L’etichetta e studio di Milano “La Sabbia” si racconta a partire dall’ultima compilation “The Wellness Algorithm”
Se il 2020 è stato l’anno in cui tutto si è fermato, settore musicale compreso, il periodo che abbiamo vissuto è stato anche l’occasione per molte realtà di mettersi in mostra e reinventarsi. Chi ha voluto fortemente andare avanti, nonostante le molte difficoltà, sono stati i ragazzi dietro La Sabbia, etichetta indipendente e studio di registrazione in Via Padova a Milano.
In questa chiacchierata con loro si è partiti dalla compilation “The Wellness Algorithm” per andare a toccare temi diversi e molto interessanti. Da cosa abbia rappresentato per un gruppo di musicisti e lavoratori nel settore musicale doversi fermare all’improvviso, passando per stoccate alla politica, fino alle occasioni che hanno creato una connessione mai vista fra le realtà milanesi, come il documentario “A Pandemic Rave“.
Partiamo dalla fine e cioè dall’ultima release di casa La Sabbia: “The Wellness Algorithm”. Di cosa si tratta?
Andre (Vannelli Bros aka Dynamic Duo/ Electric Fingerz): Il 15 dicembre è uscito in presale il nostro terzo vinile “The Wellness Algorithm“. Si tratta di una compilation Various Artists uscita in digitale – solo su Bandcamp – e che poi abbiamo abbinato a un vinile di 4 tracce estratte dalla compilation.
Ale (Doc Pavlonium/ WRONG MÆSS/ Composer Odissey): Per quanto riguarda il discorso musicale, l’idea di base di questa compilation era quella di riunire un po’ di persone che lavorano in vari progetti all’interno dello studio e che avevamo il piacere di fare uscire in una raccolta. Una compilation rappresentava anche un prodotto nuovo per noi come etichetta. All’inizio doveva uscire solo in digitale, poi però non abbiamo resistito alla tentazione di trovare 4 pezzi che funzionassero bene anche per una stampa in vinile.

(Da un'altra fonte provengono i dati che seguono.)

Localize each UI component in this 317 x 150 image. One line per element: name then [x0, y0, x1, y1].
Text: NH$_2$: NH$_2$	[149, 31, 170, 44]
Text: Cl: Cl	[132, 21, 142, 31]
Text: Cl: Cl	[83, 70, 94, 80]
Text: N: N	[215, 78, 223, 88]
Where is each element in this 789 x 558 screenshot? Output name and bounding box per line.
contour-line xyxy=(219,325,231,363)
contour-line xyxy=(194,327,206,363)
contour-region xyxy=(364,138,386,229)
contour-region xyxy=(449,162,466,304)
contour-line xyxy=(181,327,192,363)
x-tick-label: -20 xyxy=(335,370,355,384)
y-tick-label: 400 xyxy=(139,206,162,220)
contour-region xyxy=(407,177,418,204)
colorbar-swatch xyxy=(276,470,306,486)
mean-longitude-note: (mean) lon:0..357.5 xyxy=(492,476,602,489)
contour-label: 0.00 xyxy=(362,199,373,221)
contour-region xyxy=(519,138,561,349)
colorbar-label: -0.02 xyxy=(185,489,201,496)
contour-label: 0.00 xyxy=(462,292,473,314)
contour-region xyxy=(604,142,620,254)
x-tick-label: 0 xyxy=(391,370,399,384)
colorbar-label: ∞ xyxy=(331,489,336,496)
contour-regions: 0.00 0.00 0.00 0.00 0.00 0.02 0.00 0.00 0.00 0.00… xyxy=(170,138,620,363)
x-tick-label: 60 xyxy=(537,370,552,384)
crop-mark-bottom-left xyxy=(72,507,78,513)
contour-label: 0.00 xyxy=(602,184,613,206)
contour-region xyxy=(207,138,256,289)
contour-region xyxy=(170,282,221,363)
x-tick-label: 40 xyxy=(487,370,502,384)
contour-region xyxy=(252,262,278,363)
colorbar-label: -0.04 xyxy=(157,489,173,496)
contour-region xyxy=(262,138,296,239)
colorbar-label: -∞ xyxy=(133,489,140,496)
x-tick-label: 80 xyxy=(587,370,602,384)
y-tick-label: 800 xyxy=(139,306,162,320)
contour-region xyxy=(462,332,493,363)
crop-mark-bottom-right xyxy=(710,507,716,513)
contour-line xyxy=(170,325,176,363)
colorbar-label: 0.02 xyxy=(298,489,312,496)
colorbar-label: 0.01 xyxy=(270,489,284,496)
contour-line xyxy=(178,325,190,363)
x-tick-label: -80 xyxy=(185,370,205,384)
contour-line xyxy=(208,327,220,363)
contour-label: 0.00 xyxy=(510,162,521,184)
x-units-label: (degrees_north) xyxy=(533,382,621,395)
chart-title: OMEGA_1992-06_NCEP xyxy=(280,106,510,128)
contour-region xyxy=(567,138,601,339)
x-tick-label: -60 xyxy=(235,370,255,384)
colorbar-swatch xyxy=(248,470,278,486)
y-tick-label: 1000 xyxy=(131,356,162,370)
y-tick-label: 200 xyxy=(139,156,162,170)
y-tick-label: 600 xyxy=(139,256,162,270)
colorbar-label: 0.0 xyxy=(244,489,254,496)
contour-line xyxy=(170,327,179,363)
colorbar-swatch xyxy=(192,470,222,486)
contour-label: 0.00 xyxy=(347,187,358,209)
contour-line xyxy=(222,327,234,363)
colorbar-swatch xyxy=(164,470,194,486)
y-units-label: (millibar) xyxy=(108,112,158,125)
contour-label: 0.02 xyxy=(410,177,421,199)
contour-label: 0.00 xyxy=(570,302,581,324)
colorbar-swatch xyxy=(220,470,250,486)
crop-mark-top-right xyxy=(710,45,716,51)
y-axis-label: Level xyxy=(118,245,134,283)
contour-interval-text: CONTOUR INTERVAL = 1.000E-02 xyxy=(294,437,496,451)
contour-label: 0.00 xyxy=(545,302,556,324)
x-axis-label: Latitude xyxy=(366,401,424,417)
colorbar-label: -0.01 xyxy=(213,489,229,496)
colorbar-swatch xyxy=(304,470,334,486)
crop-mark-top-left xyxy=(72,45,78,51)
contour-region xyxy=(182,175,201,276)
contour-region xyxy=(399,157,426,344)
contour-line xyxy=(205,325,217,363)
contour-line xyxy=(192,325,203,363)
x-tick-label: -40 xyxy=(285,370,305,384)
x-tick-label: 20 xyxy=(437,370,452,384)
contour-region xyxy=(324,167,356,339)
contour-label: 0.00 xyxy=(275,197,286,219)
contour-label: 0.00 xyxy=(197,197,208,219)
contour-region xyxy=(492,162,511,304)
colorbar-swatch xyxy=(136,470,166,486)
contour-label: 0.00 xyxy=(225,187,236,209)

Si potrebbe definire abbastanza aperta come compilation. È l’espressione di vari musicisti che fanno parte di una cosa che più o meno condividono, che si conoscono, si stimano e si influenzano a vicenda. Non c’è la ricerca di un genere ben definito per quanto poi il vinile va in realtà molto sull’electro e sul break.
Quindi le tracce del vinile sono state scelte anche per una coerenza musicale tra di loro?

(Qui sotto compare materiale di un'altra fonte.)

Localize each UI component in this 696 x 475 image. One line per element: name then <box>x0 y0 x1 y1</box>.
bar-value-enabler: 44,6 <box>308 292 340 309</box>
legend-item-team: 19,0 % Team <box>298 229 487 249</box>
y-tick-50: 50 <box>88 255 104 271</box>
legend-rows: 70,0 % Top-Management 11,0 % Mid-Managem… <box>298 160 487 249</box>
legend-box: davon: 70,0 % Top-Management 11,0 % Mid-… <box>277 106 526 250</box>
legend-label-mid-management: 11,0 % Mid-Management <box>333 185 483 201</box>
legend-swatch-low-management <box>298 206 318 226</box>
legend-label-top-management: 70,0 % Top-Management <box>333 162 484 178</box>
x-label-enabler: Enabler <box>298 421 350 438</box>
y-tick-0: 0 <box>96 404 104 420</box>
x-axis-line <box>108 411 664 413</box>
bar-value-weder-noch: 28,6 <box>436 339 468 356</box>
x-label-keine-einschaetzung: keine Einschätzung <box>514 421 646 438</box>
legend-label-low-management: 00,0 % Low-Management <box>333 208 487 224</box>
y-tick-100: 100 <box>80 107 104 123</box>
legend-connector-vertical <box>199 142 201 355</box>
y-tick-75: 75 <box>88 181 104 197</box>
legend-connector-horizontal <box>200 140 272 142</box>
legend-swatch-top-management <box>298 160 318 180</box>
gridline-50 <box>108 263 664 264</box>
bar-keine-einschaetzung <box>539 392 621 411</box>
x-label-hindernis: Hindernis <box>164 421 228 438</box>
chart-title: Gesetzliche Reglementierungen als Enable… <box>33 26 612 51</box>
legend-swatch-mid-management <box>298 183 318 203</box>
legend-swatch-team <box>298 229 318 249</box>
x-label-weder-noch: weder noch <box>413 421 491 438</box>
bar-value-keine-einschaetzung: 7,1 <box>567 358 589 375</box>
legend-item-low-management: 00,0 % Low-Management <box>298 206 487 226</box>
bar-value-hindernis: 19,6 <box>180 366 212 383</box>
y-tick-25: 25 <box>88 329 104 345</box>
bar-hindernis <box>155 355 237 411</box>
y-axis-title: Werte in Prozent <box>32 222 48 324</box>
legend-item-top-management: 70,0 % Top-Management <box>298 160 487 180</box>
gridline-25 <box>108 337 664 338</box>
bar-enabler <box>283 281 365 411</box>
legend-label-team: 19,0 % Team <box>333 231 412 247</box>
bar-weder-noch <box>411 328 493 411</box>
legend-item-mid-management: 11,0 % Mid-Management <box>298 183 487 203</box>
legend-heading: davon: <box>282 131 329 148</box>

Ale: Sì, per una coerenza tra loro in termini di suono e di funzionalità su un vinile.
Il manifesto del disco tra l’altro c’entra eccome col vinile, perché fa riferimento al gesto di ascoltare musica fisicamente in un mondo in cui tutto ciò che ascoltiamo è tracciato per esserci poi rivenduto.
Ale: Io direi che per noi questa è una riflessione aperta. A partire da quest’estate, ci siamo interrogati sull’immaginario dietro alla compilation, anche per trovarle un nome. Da un lato è un po’ una critica e, dall’altro, un’analisi del modo di essere fruitori di un’opera d’arte.

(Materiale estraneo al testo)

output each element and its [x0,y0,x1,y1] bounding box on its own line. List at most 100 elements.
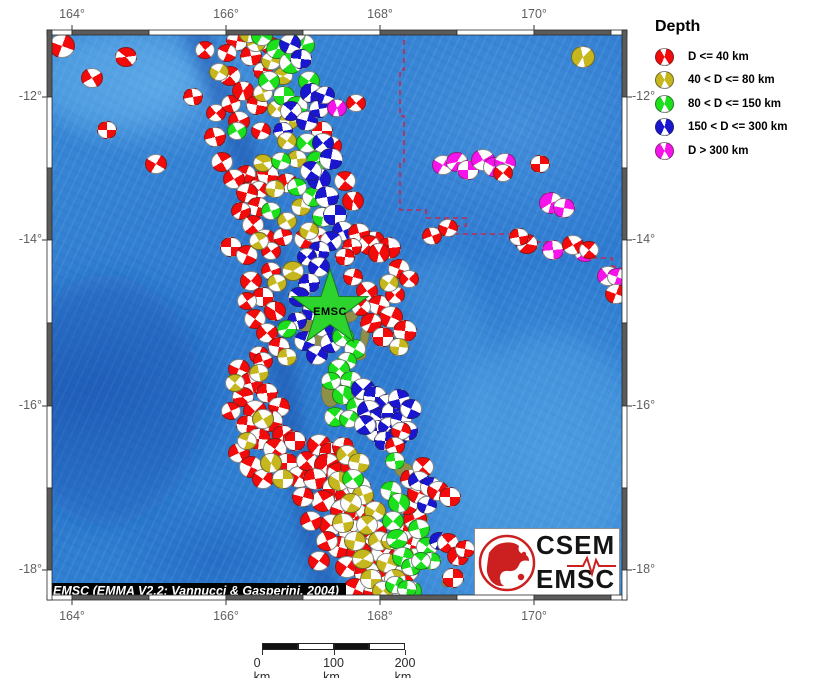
focal-mechanism [327,98,347,118]
focal-mechanism [81,67,103,89]
axis-label: 164° [59,7,85,21]
axis-label: 166° [213,609,239,623]
focal-mechanism [277,319,297,339]
focal-mechanism [379,273,399,293]
focal-mechanism [438,218,458,238]
legend-item-label: 40 < D <= 80 km [688,74,775,87]
focal-mechanism [261,201,281,221]
focal-mechanism [282,260,304,282]
legend-beachball-icon [655,141,674,160]
focal-mechanism [299,221,319,241]
focal-mechanism [455,539,475,559]
legend-item: 80 < D <= 150 km [655,92,787,116]
focal-mechanism [368,242,390,264]
scale-bar-segment [262,643,298,650]
legend-item-label: D > 300 km [688,144,749,157]
focal-mechanism [571,45,595,69]
focal-mechanism [542,239,564,261]
focal-mechanism [382,510,404,532]
focal-mechanism [553,197,575,219]
focal-mechanism [236,244,258,266]
focal-mechanism [260,452,282,474]
csem-emsc-logo: CSEM EMSC [474,528,620,598]
focal-mechanism [195,40,215,60]
focal-mechanism [493,163,513,183]
focal-mechanism [240,270,262,292]
focal-mechanism [385,451,405,471]
focal-mechanism [209,62,229,82]
focal-mechanism [273,227,293,247]
focal-mechanism [335,247,355,267]
legend-item: D > 300 km [655,139,787,163]
focal-mechanism [265,179,285,199]
focal-mechanism [211,151,233,173]
scale-bar-label: 200 km [394,656,416,678]
scale-bar-tick [333,650,335,655]
focal-mechanism [422,226,442,246]
focal-mechanism [332,512,354,534]
legend-item: 150 < D <= 300 km [655,116,787,140]
seismogram-icon [567,555,616,577]
legend-item-label: 80 < D <= 150 km [688,97,782,110]
logo-emsc-text: EMSC [536,564,616,594]
scale-bar-label: 100 km [323,656,344,678]
focal-mechanism [605,283,627,305]
emsc-station-label: EMSC [313,306,347,318]
focal-mechanism [264,300,286,322]
focal-mechanism [277,131,297,151]
focal-mechanism [277,211,297,231]
axis-label: 168° [367,609,393,623]
map-canvas: EMSC EMSC (EMMA V2.2; Vannucci & Gasperi… [47,30,627,600]
scale-bar-tick [405,650,406,655]
focal-mechanism [271,151,291,171]
scale-bar-segment [297,643,334,650]
scale-bar-label: 0 km [253,656,271,678]
focal-mechanism [316,530,338,552]
focal-mechanism [49,33,75,59]
axis-label: 166° [213,7,239,21]
focal-mechanism [356,514,378,536]
focal-mechanism [346,93,366,113]
focal-mechanism [342,468,364,490]
legend-item: 40 < D <= 80 km [655,69,787,93]
focal-mechanism [115,46,137,68]
legend-items: D <= 40 km 40 < D <= 80 km 80 < D <= 150 k… [655,45,787,163]
focal-mechanism [221,401,241,421]
focal-mechanism [308,550,330,572]
focal-mechanism [292,486,314,508]
focal-mechanism [225,373,245,393]
focal-mechanism [145,153,167,175]
axis-label: -14° [18,232,42,246]
focal-mechanism [389,337,409,357]
focal-mechanism [217,43,237,63]
focal-mechanism [272,468,294,490]
focal-mechanism [267,273,287,293]
focal-mechanism [442,567,464,589]
focal-mechanism [372,326,394,348]
focal-mechanism [300,510,322,532]
scale-bar-tick [262,650,263,655]
focal-mechanism [277,347,297,367]
scale-bar-segment [369,643,405,650]
focal-mechanism [400,398,422,420]
focal-mechanisms-layer [47,30,627,600]
focal-mechanism [204,126,226,148]
focal-mechanism [530,154,550,174]
axis-label: -18° [18,562,42,576]
depth-legend: Depth D <= 40 km 40 < D <= 80 km 80 < D <=… [655,18,787,163]
focal-mechanism [352,548,374,570]
focal-mechanism [284,430,306,452]
legend-beachball-icon [655,94,674,113]
focal-mechanism [340,492,362,514]
focal-mechanism [579,240,599,260]
focal-mechanism [249,363,269,383]
axis-label: -16° [18,398,42,412]
focal-mechanism [334,170,356,192]
focal-mechanism [251,121,271,141]
axis-label: -16° [632,398,656,412]
legend-title: Depth [655,18,701,35]
focal-mechanism [354,414,376,436]
map-caption: EMSC (EMMA V2.2; Vannucci & Gasperini, 2… [47,583,346,600]
focal-mechanism [290,48,312,70]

“The Wellness Algorithm” è l’inizio di una serie e anche per noi questo è l’inizio di un percorso di lettura e approfondimento di varie tematiche che mano a mano verranno snocciolate, magari durante le prossime serie o uscite. Stiamo cercando anche di trovare un senso rispetto all’era in cui siamo e rispetto a quello che ci succede, che viviamo o che sentiamo. Una delle riflessioni è l’algoritmo, per cui il fatto di delegare la capacità di scelta e analisi a sistemi precostruiti all’interno di macchine.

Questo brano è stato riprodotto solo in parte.